O senador Josh Hawley fez esta pergunta ao CEO da OpenAI, Sam Altman, em um 16 de maio de 2023, audiência no Senado dos EUA sobre inteligência artificial. Altman respondeu que estava realmente preocupado com a possibilidade de algumas pessoas usarem modelos de linguagem para manipular, persuadir e se envolver em interações individuais com os eleitores.

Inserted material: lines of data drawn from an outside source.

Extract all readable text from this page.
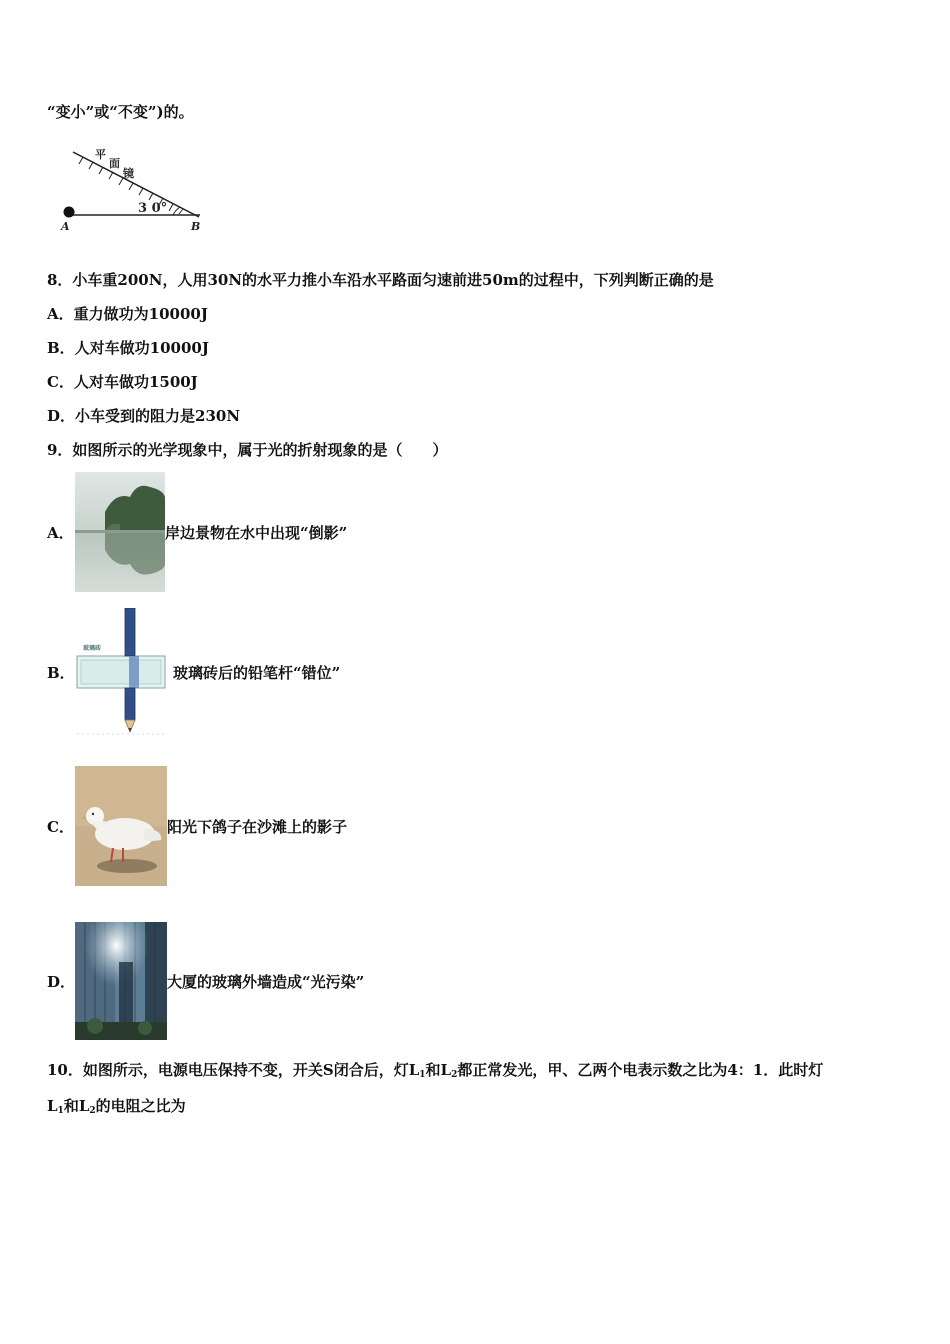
“变小”或“不变”)的。
平
面
镜
3 0°
A	B
8．小车重200N，人用30N的水平力推小车沿水平路面匀速前进50m的过程中，下列判断正确的是
A．重力做功为10000J
B．人对车做功10000J
C．人对车做功1500J
D．小车受到的阻力是230N
9．如图所示的光学现象中，属于光的折射现象的是（　　）
A．	岸边景物在水中出现“倒影”
B．
玻璃砖
玻璃砖后的铅笔杆“错位”
C．	阳光下鸽子在沙滩上的影子
D．	大厦的玻璃外墙造成“光污染”
10．如图所示，电源电压保持不变，开关S闭合后，灯$L_1$和$L_2$都正常发光，甲、乙两个电表示数之比为4：1．此时灯
$L_1$和$L_2$的电阻之比为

Altman não entrou em detalhes, mas ele poderia ter algo parecido com esse cenário em mente. Imagine que em breve os tecnólogos políticos desenvolvam uma máquina chamada Clogger – uma campanha política em uma caixa preta. Clogger persegue incansavelmente apenas um objetivo: maximizar as chances de que seu candidato – a campanha que compra os serviços da Clogger Inc. – prevaleça em uma eleição.

Enquanto plataformas como Facebook, Twitter e YouTube usam formas de IA para levar os usuários a passar mais tempo em seus sites, a IA de Clogger teria um objetivo diferente: mudar o comportamento de votação das pessoas.

Como o Clogger funcionaria

Como um cientista politico e de um estudioso do direito que estudam a interseção entre tecnologia e democracia, acreditamos que algo como Clogger poderia usar a automação para aumentar drasticamente a escala e potencialmente a eficácia de manipulação de comportamento e técnicas de microtargeting que as campanhas políticas têm usado desde o início dos anos 2000. Assim como os anunciantes usam sua navegação e histórico de mídia social para segmentar individualmente anúncios comerciais e políticos agora, Clogger prestaria atenção a você – e a centenas de milhões de outros eleitores – individualmente.

Ele ofereceria três avanços em relação à atual manipulação de comportamento algorítmico de última geração. Primeiro, seu modelo de linguagem geraria mensagens – textos, mídia social e e-mail, talvez incluindo imagens e vídeos – personalizadas para você pessoalmente. Enquanto os anunciantes colocam estrategicamente um número relativamente pequeno de anúncios, modelos de linguagem como o ChatGPT podem gerar inúmeras mensagens exclusivas para você pessoalmente – e milhões para outras pessoas – ao longo de uma campanha.

Em segundo lugar, Clogger usaria uma técnica chamada aprendizagem de reforço para gerar uma sucessão de mensagens que se tornam cada vez mais propensas a mudar seu voto. O aprendizado por reforço é uma abordagem de aprendizado de máquina, de tentativa e erro, na qual o computador realiza ações e obtém feedback sobre qual funciona melhor para aprender como atingir um objetivo. Máquinas que podem jogar Go, Xadrez e muitos videogames melhor que qualquer ser humano usaram o aprendizado por reforço.

Como funciona o aprendizado por reforço.

 

Em terceiro lugar, ao longo de uma campanha, as mensagens do Clogger podem evoluir para levar em consideração suas respostas aos despachos anteriores da máquina e o que ela aprendeu sobre mudar a opinião dos outros. O Clogger seria capaz de manter “conversas” dinâmicas com você – e milhões de outras pessoas – ao longo do tempo. As mensagens de Clogger seriam semelhantes a anúncios que seguem você em diferentes sites e redes sociais.

A natureza da IA

Mais três recursos – ou bugs – são dignos de nota.

Primeiro, as mensagens que o Clogger envia podem ou não ter conteúdo político. O único objetivo da máquina é maximizar a parcela de votos, e provavelmente criaria estratégias para atingir esse objetivo nas quais nenhum ativista humano teria pensado.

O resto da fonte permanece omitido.